Almost 90 years after the program was first implemented, there is now a growing movement to revive the CCC—endorsed by President Joe Biden, along with several Democrats in Congress, and refashioned as the Civilian Climate Corps—to address the effects of climate change and mass unemployment as a consequence of the COVID-19 pandemic. And polling suggests that there is a demand for such a revival. In fact, half of voters under 45 say that they would consider joining the CCC if given the opportunity.
In this series of blog posts, I will argue that it would be misguided to implement a new CCC despite its popularity. A review of the effects of such public works programs on unemployment—as well as an understanding of basic economic principles—makes it clear that reviving the CCC would be imprudent. Moreover, the justifications provided for a new CCC do not hold up to the facts when examined carefully.
The CCC has long been considered one of the most successful New Deal programs. People often cite the fact the CCC planted 3 billion trees, constructed over 3,000 fire lookout towers, and gave jobs for young men during a time of economic calamity in order to justify their support. But did the CCC—along with the many other public works programs put in place by FDR—actually accomplish their primary goal of abating unemployment?
The answer is No.
In March 1933, the month FDR took office, the unemployment rate was 25.3 percent. Over the next few years, his administration would implement New Deal programs that were supposed to stimulate the economy, dramatically reduce unemployment, and effectively end the Depression. But by the start of 1936, unemployment had yet to go below 15 percent. And, by June of 1938, unemployment spiked again and hit 20 percent. Even at the end of 1939, unemployment was still above 15 percent.
One could make the case that because unemployment reached the worst of the Depression in 1933, the New Deal generally—and certain public works programs, such as the CCC, in particular—succeeded to some extent. But the fact unemployment stayed as high as it did for as long as it did is that narrative’s fatal flaw. Very few people would suggest that programs put in place to combat unemployment, but that ended with an unemployment rate above 15 percent for about seven years—with only one short period where it dipped under—should be classified as a success.
The reason for the failure is straightforward and can be explained by basic economics. An article from the Foundation for Economic Education explains:
Even though the programs may “create” jobs for some workers, the resources to pay for the programs must be extracted from the private sector. Taxing the private sector reduces its ability to create jobs, so, at best, government jobs programs can only alter the composition of employment, not the total volume. More government jobs are created, but at the expense of fewer private-sector jobs.
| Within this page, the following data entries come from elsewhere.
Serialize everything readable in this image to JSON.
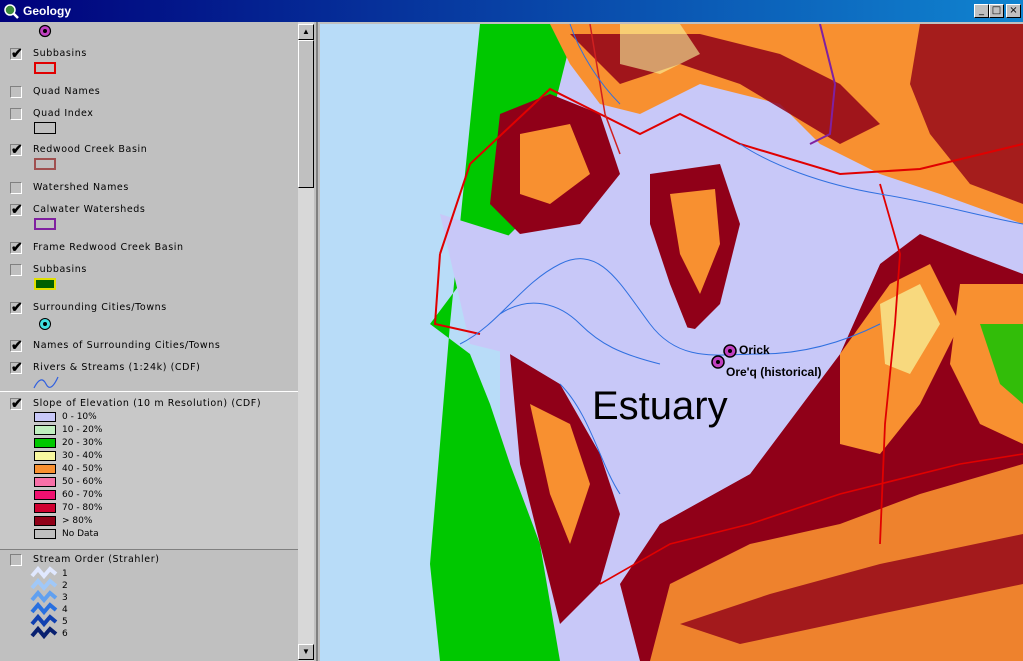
{
  "window": {
    "title": "Geology",
    "minimize_glyph": "_",
    "maximize_glyph": "□",
    "close_glyph": "×"
  },
  "toc": {
    "layers": [
      {
        "name": "Subbasins",
        "checked": true
      },
      {
        "name": "Quad Names",
        "checked": false
      },
      {
        "name": "Quad Index",
        "checked": false
      },
      {
        "name": "Redwood Creek Basin",
        "checked": true
      },
      {
        "name": "Watershed Names",
        "checked": false
      },
      {
        "name": "Calwater Watersheds",
        "checked": true
      },
      {
        "name": "Frame Redwood Creek Basin",
        "checked": true
      },
      {
        "name": "Subbasins",
        "checked": false
      },
      {
        "name": "Surrounding Cities/Towns",
        "checked": true
      },
      {
        "name": "Names of Surrounding Cities/Towns",
        "checked": true
      },
      {
        "name": "Rivers & Streams (1:24k) (CDF)",
        "checked": true
      },
      {
        "name": "Slope of Elevation (10 m Resolution) (CDF)",
        "checked": true
      },
      {
        "name": "Stream Order (Strahler)",
        "checked": false
      }
    ],
    "check_glyph": "✔",
    "slope_classes": [
      {
        "label": "0 - 10%",
        "color": "#c8c8f8"
      },
      {
        "label": "10 - 20%",
        "color": "#c0f0c0"
      },
      {
        "label": "20 - 30%",
        "color": "#00c800"
      },
      {
        "label": "30 - 40%",
        "color": "#f8f8a0"
      },
      {
        "label": "40 - 50%",
        "color": "#f89030"
      },
      {
        "label": "50 - 60%",
        "color": "#f870a8"
      },
      {
        "label": "60 - 70%",
        "color": "#f01070"
      },
      {
        "label": "70 - 80%",
        "color": "#d00030"
      },
      {
        "label": "> 80%",
        "color": "#900018"
      },
      {
        "label": "No Data",
        "color": "#c0c0c0"
      }
    ],
    "stream_orders": [
      "1",
      "2",
      "3",
      "4",
      "5",
      "6"
    ]
  },
  "map": {
    "places": [
      {
        "name": "Orick"
      },
      {
        "name": "Ore'q (historical)"
      }
    ],
    "label": "Estuary"
  }
}
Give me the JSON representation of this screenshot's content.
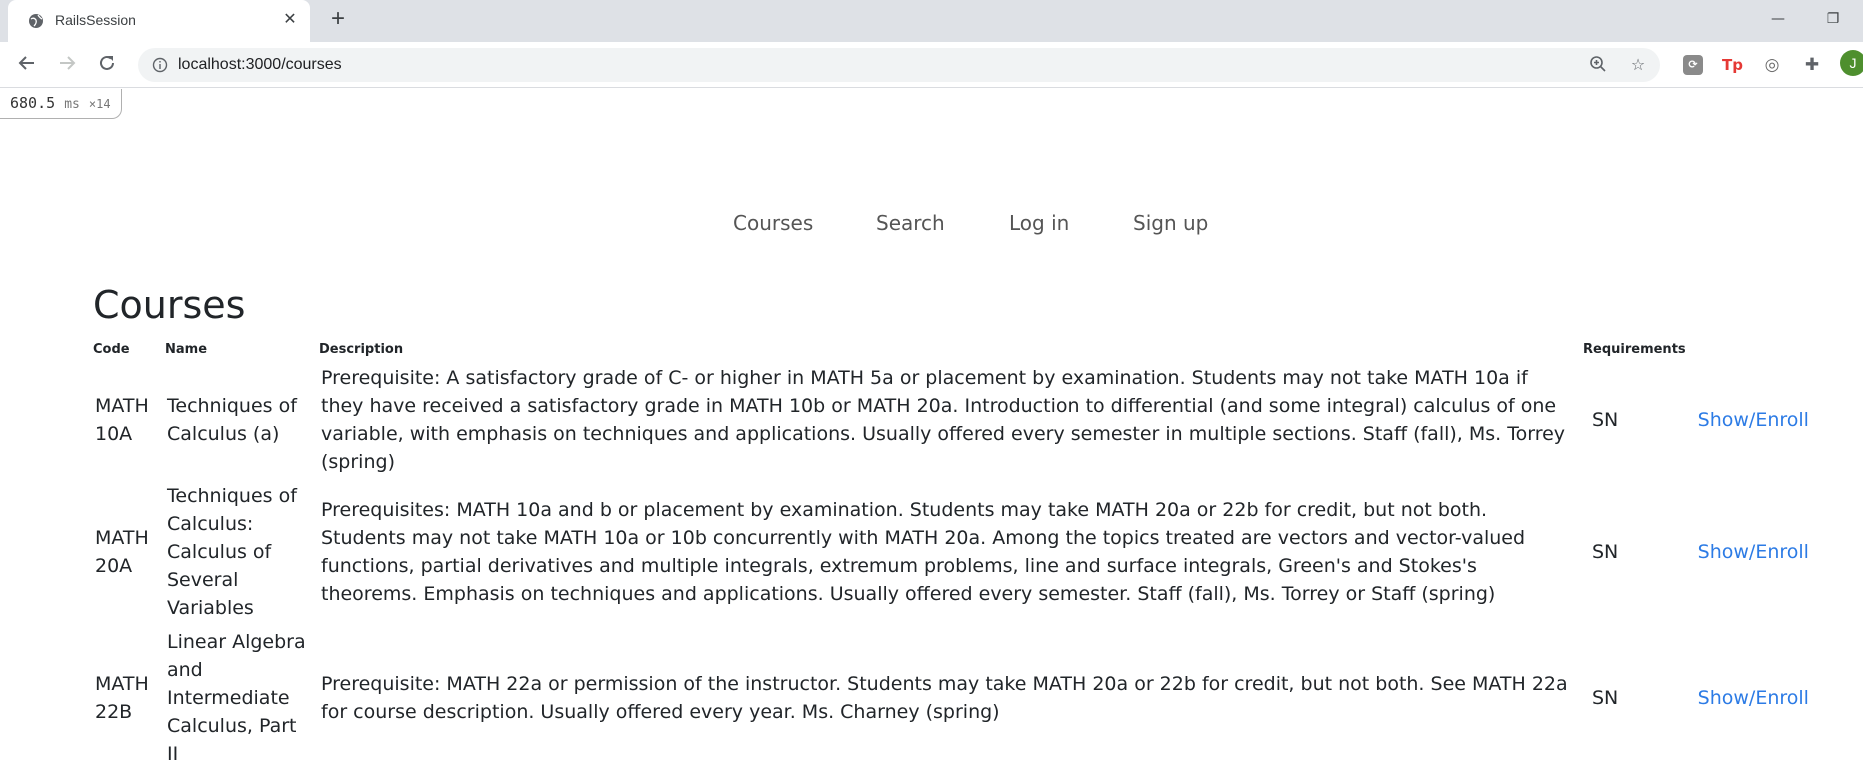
{
  "browser": {
    "tab_title": "RailsSession",
    "url": "localhost:3000/courses",
    "avatar_letter": "J"
  },
  "profiler": {
    "time": "680.5",
    "unit": "ms",
    "count": "×14"
  },
  "nav": {
    "items": [
      {
        "label": "Courses"
      },
      {
        "label": "Search"
      },
      {
        "label": "Log in"
      },
      {
        "label": "Sign up"
      }
    ]
  },
  "page": {
    "title": "Courses"
  },
  "table": {
    "headers": {
      "code": "Code",
      "name": "Name",
      "description": "Description",
      "requirements": "Requirements"
    },
    "rows": [
      {
        "code": "MATH 10A",
        "name": "Techniques of Calculus (a)",
        "description": "Prerequisite: A satisfactory grade of C- or higher in MATH 5a or placement by examination. Students may not take MATH 10a if they have received a satisfactory grade in MATH 10b or MATH 20a. Introduction to differential (and some integral) calculus of one variable, with emphasis on techniques and applications. Usually offered every semester in multiple sections. Staff (fall), Ms. Torrey (spring)",
        "requirements": "SN",
        "action": "Show/Enroll"
      },
      {
        "code": "MATH 20A",
        "name": "Techniques of Calculus: Calculus of Several Variables",
        "description": "Prerequisites: MATH 10a and b or placement by examination. Students may take MATH 20a or 22b for credit, but not both. Students may not take MATH 10a or 10b concurrently with MATH 20a. Among the topics treated are vectors and vector-valued functions, partial derivatives and multiple integrals, extremum problems, line and surface integrals, Green's and Stokes's theorems. Emphasis on techniques and applications. Usually offered every semester. Staff (fall), Ms. Torrey or Staff (spring)",
        "requirements": "SN",
        "action": "Show/Enroll"
      },
      {
        "code": "MATH 22B",
        "name": "Linear Algebra and Intermediate Calculus, Part II",
        "description": "Prerequisite: MATH 22a or permission of the instructor. Students may take MATH 20a or 22b for credit, but not both. See MATH 22a for course description. Usually offered every year. Ms. Charney (spring)",
        "requirements": "SN",
        "action": "Show/Enroll"
      }
    ]
  }
}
In other words, for every dollar that the government spends, that is a dollar not used in the private sector to generate economic activity. The piece goes on to explain that the popularity of these various programs “stems from the fact that the jobs ‘created’ are highly visible, whereas the jobs lost are difficult to identify as being caused by the programs.”
This is clear when one considers the CCC. It is true that it put over 3 million men to work over the nine years of its existence—and those jobs were highly visible. But what went unseen were the potential jobs lost by taking money out of the private sector, where economic efficiency is often paramount.
And so, in the end, despite whatever kind of nostalgia the CCC and other public works programs conjure up for people who romanticize the days of the New Deal, the truth is that they were simply not an effective means of reducing unemployment. Rather, it hamstrung the private sector by depriving it of the capital necessary to promote economic growth.
In the following posts, I will carefully examine the present-day justifications for a new CCC. While the arguments for it sound plausible on the surface, a deeper dive suggests that they are not accurate.